Today I felt like a completely different person. I hadn’t realised it, I rarely do, but I’d actually been having quite a sharp mood drop that had lasted nearly a week. I was only eating once a day, going on long aimless walks and was always absolutely knackered. I stopped reading and didn’t have any thoughts or feelings about my project ideas. It explains why I’ve been confined to my hotel room a bit too and when I have left I’ve been bored with all the music and things I’ve seen. It appears to have passed now and it just feels like I was this shell shuffling around Dakar feeling like I should be doing things, whereas really I wanted to get back to the hotel and hide as quickly as I could. It softened last night and even more so at lunchtime today and my entire physical make up has changed. I stand up straight, make eye contact with people, I’m not tired, I smile – so much so that people just started talking to me randomly when I was out this afternoon. I can’t really remember much at all of the last few days; it’s only because I keep notes that I can write about them. This trip was always going to be a risk having such frequent and pronounced lows, especially as I still don’t really realise I’ve had one until it has gone, but gone it has and I can move on. I feel like I’ve lost a week but it’s gone and we move onwards. I suppose the reason I don’t realise I’ve had one until it has passed is because during it I don’t feel anything at all.

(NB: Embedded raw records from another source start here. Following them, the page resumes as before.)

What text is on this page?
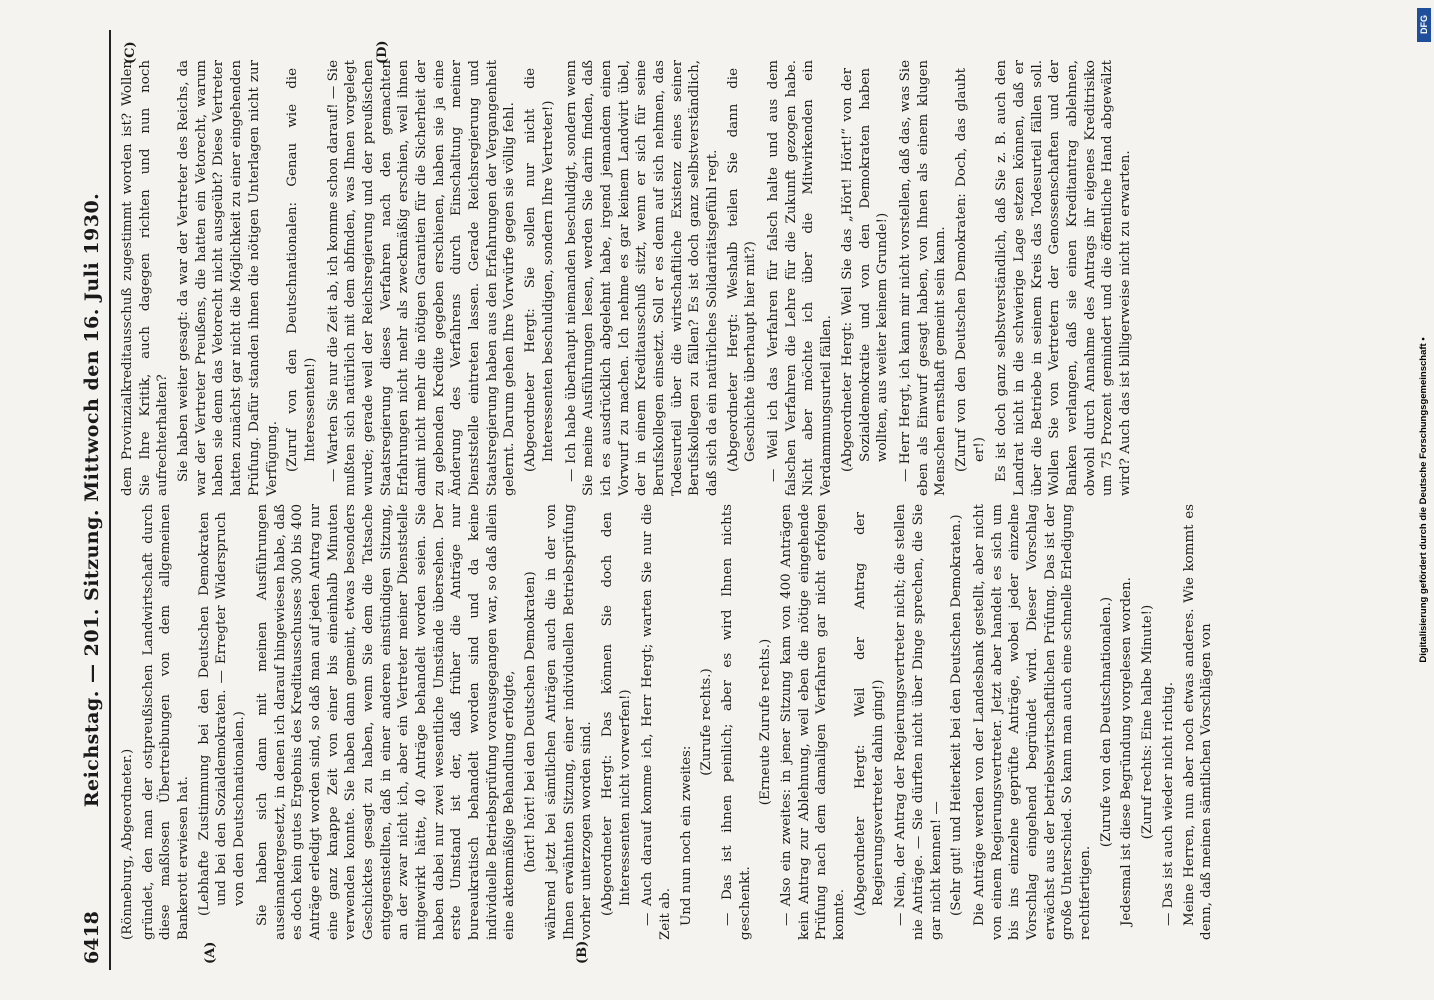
6418
Reichstag. — 201. Sitzung. Mittwoch den 16. Juli 1930.
(A)	(B)
(C)	(D)

(Rönneburg, Abgeordneter.) gründet, den man der ostpreußischen Landwirtschaft durch diese maßlosen Übertreibungen von dem allgemeinen Bankerott erwiesen hat. (Lebhafte Zustimmung bei den Deutschen Demokraten und bei den Sozialdemokraten. — Erregter Widerspruch von den Deutschnationalen.) Sie haben sich dann mit meinen Ausführungen auseinandergesetzt, in denen ich darauf hingewiesen habe, daß es doch kein gutes Ergebnis des Kreditausschusses 300 bis 400 Anträge erledigt worden sind, so daß man auf jeden Antrag nur eine ganz knappe Zeit von einer bis eineinhalb Minuten verwenden konnte. Sie haben dann gemeint, etwas besonders Geschicktes gesagt zu haben, wenn Sie dem die Tatsache entgegenstellten, daß in einer anderen einstündigen Sitzung, an der zwar nicht ich, aber ein Vertreter meiner Dienststelle mitgewirkt hätte, 40 Anträge behandelt worden seien. Sie haben dabei nur zwei wesentliche Umstände übersehen. Der erste Umstand ist der, daß früher die Anträge nur bureaukratisch behandelt worden sind und da keine individuelle Betriebsprüfung vorausgegangen war, so daß allein eine aktenmäßige Behandlung erfolgte, (hört! hört! bei den Deutschen Demokraten) während jetzt bei sämtlichen Anträgen auch die in der von Ihnen erwähnten Sitzung, einer individuellen Betriebsprüfung vorher unterzogen worden sind. (Abgeordneter Hergt: Das können Sie doch den Interessenten nicht vorwerfen!) — Auch darauf komme ich, Herr Hergt; warten Sie nur die Zeit ab. Und nun noch ein zweites:

(Zurufe rechts.) — Das ist ihnen peinlich; aber es wird Ihnen nichts geschenkt.

(Erneute Zurufe rechts.) — Also ein zweites: in jener Sitzung kam von 400 Anträgen kein Antrag zur Ablehnung, weil eben die nötige eingehende Prüfung nach dem damaligen Verfahren gar nicht erfolgen konnte. (Abgeordneter Hergt: Weil der Antrag der Regierungsvertreter dahin ging!) — Nein, der Antrag der Regierungsvertreter nicht; die stellen nie Anträge. — Sie dürften nicht über Dinge sprechen, die Sie gar nicht kennen! — (Sehr gut! und Heiterkeit bei den Deutschen Demokraten.) Die Anträge werden von der Landesbank gestellt, aber nicht von einem Regierungsvertreter. Jetzt aber handelt es sich um bis ins einzelne geprüfte Anträge, wobei jeder einzelne Vorschlag eingehend begründet wird. Dieser Vorschlag erwächst aus der betriebswirtschaftlichen Prüfung. Das ist der große Unterschied. So kann man auch eine schnelle Erledigung rechtfertigen.

(Zurufe von den Deutschnationalen.) Jedesmal ist diese Begründung vorgelesen worden. (Zuruf rechts: Eine halbe Minute!) — Das ist auch wieder nicht richtig. Meine Herren, nun aber noch etwas anderes. Wie kommt es denn, daß meinen sämtlichen Vorschlägen von

dem Provinzialkreditausschuß zugestimmt worden ist? Wollen Sie Ihre Kritik, auch dagegen richten und nun noch aufrechterhalten? Sie haben weiter gesagt: da war der Vertreter des Reichs, da war der Vertreter Preußens, die hatten ein Vetorecht, warum haben sie denn das Vetorecht nicht ausgeübt? Diese Vertreter hatten zunächst gar nicht die Möglichkeit zu einer eingehenden Prüfung. Dafür standen ihnen die nötigen Unterlagen nicht zur Verfügung. (Zuruf von den Deutschnationalen: Genau wie die Interessenten!) — Warten Sie nur die Zeit ab, ich komme schon darauf! — Sie mußten sich natürlich mit dem abfinden, was Ihnen vorgelegt wurde; gerade weil der Reichsregierung und der preußischen Staatsregierung dieses Verfahren nach den gemachten Erfahrungen nicht mehr als zweckmäßig erschien, weil ihnen damit nicht mehr die nötigen Garantien für die Sicherheit der zu gebenden Kredite gegeben erschienen, haben sie ja eine Änderung des Verfahrens durch Einschaltung meiner Dienststelle eintreten lassen. Gerade Reichsregierung und Staatsregierung haben aus den Erfahrungen der Vergangenheit gelernt. Darum gehen Ihre Vorwürfe gegen sie völlig fehl. (Abgeordneter Hergt: Sie sollen nur nicht die Interessenten beschuldigen, sondern Ihre Vertreter!) — Ich habe überhaupt niemanden beschuldigt, sondern wenn Sie meine Ausführungen lesen, werden Sie darin finden, daß ich es ausdrücklich abgelehnt habe, irgend jemandem einen Vorwurf zu machen. Ich nehme es gar keinem Landwirt übel, der in einem Kreditausschuß sitzt, wenn er sich für seine Berufskollegen einsetzt. Soll er es denn auf sich nehmen, das Todesurteil über die wirtschaftliche Existenz eines seiner Berufskollegen zu fällen? Es ist doch ganz selbstverständlich, daß sich da ein natürliches Solidaritätsgefühl regt. (Abgeordneter Hergt: Weshalb teilen Sie dann die Geschichte überhaupt hier mit?) — Weil ich das Verfahren für falsch halte und aus dem falschen Verfahren die Lehre für die Zukunft gezogen habe. Nicht aber möchte ich über die Mitwirkenden ein Verdammungsurteil fällen. (Abgeordneter Hergt: Weil Sie das „Hört! Hört!“ von der Sozialdemokratie und von den Demokraten haben wollten, aus weiter keinem Grunde!) — Herr Hergt, ich kann mir nicht vorstellen, daß das, was Sie eben als Einwurf gesagt haben, von Ihnen als einem klugen Menschen ernsthaft gemeint sein kann. (Zuruf von den Deutschen Demokraten: Doch, das glaubt er!) Es ist doch ganz selbstverständlich, daß Sie z. B. auch den Landrat nicht in die schwierige Lage setzen können, daß er über die Betriebe in seinem Kreis das Todesurteil fällen soll. Wollen Sie von Vertretern der Genossenschaften und der Banken verlangen, daß sie einen Kreditantrag ablehnen, obwohl durch Annahme des Antrags ihr eigenes Kreditrisiko um 75 Prozent gemindert und die öffentliche Hand abgewälzt wird? Auch das ist billigerweise nicht zu erwarten.

Digitalisierung gefördert durch die Deutsche Forschungsgemeinschaft •
DFG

This morning before lunch I popped by the musical instrument maker in Grand Dakar for that Sanza (or Kalimba as it is called here – thumb piano in English) and left him a note because he wasn’t in. I thought I’d get the bus and pop somewhere round Place de L’Independence for lunch. I had a much needed salad today, c’etait plus que necessaire, at the French Institut in downtown Dakar. Strangely that same group of Americans were in there too so I sat at the opposite end of the cafe. It’s a great cafe and has a cinema, library, media centre and concert space in the Institut grounds.
There is nothing like a potato, avocado and tomato salad finished with 2 chocolate crepes and all washed down with 5 cups of tea. No wonder my mood passed. There was a stall selling CDs and playing some music. I got my translator out and typed in ‘what song is this?’, mumbled it to myself and looked up at the fella at the stall – he had a big grin cos he knew exactly what I was doing. It was a bit of Boubacar Traore – and it wasn’t this tune but this is a properly great bit of African blues by him:
On the way to the bus stop to head back, a bloke stopped me to say hello and it turns out he was the percussionist from the reggae band the other night. I didn’t show him my note on them. He could speak English and his sister has lived in London for 20 years. His name is Zal and was sat on a plastic chair outside his house, chatting to folks. After a few minutes I asked him about a Kalimba and he knew somebody with instruments for sale, so I bought one from him. It was made in Casamance, in the south, because it’s an instrument from south Senegal apparently. It’s a lovely instrument. Upon playing with it this evening I accidently learnt the riff to No Limit by 2Unlimited. Now there’s a project idea.